Le commerce portait principalement sur le sucre, car la région se prêtait parfaitement à la culture de la canne à sucre. Il n'y avait qu'un seul problème : dans les plantations, il y avait bientôt plus de travail que de bras – c'est pourquoi, dès le 16ᵉ siècle, on commença à enlever des personnes de pays africains comme l'Angola et le Bénin et à les amener à Salvador comme esclaves –.
Les tribus indigènes de la région ont été préservées de ce sort grâce à la protection des jésuites influents. Si cela n'avait pas été le cas, Salvador aurait aujourd'hui un tout autre visage !

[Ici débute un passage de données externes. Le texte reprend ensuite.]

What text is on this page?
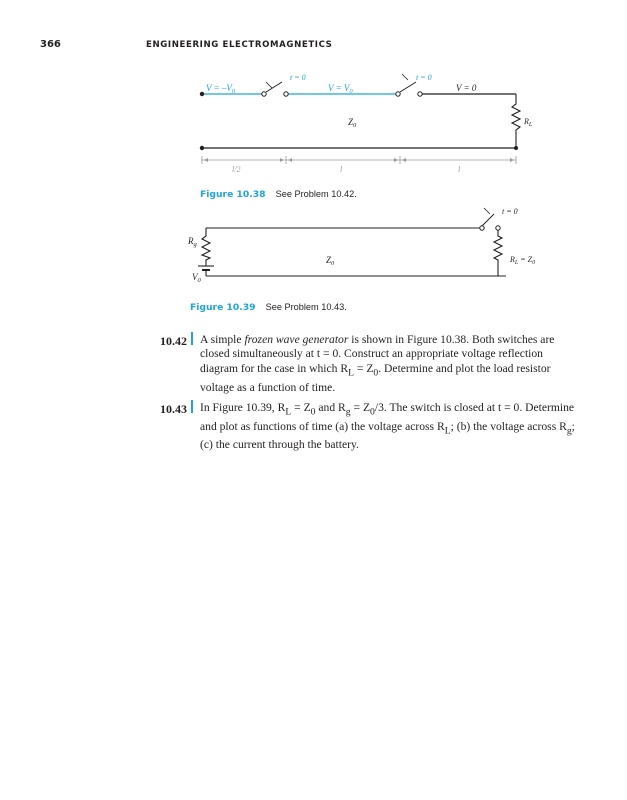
366	ENGINEERING ELECTROMAGNETICS
t = 0	t = 0
$V = -V_0$	$V = V_0$	V = 0
$Z_0$	$R_L$
l/2	l	l
Figure 10.38 See Problem 10.42.
t = 0
$R_g$
$V_0$
$Z_0$	$R_L = Z_0$
Figure 10.39 See Problem 10.43.
10.42 A simple frozen wave generator is shown in Figure 10.38. Both switches are closed simultaneously at t = 0. Construct an appropriate voltage reflection diagram for the case in which $R_L = Z_0$. Determine and plot the load resistor voltage as a function of time.
10.43 In Figure 10.39, $R_L = Z_0$ and $R_g = Z_0/3$. The switch is closed at t = 0. Determine and plot as functions of time (a) the voltage across $R_L$; (b) the voltage across $R_g$; (c) the current through the battery.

Après la fondation officielle de la ville en 1549, celle-ci devint si puissante économiquement qu'elle fut même à un moment donné la plus grande ville de l'hémisphère sud – un peu moins de la moitié d'entre eux étant des esclaves –. Comme on peut l’imaginer, tout n'a pas toujours été rose : les esclaves noirs se sont révoltés à plusieurs reprises et les revendications d'indépendance vis-à-vis de la couronne portugaise se sont faites de plus en plus pressantes. Après le transfert du siège du gouvernement de Salvador à Rio de Janeiro en 1763, les habitants de la ville se sont retrouvés dans une situation très difficile, avec des procès, des conspirations, des exécutions publiques ainsi que des assauts contre la mairie.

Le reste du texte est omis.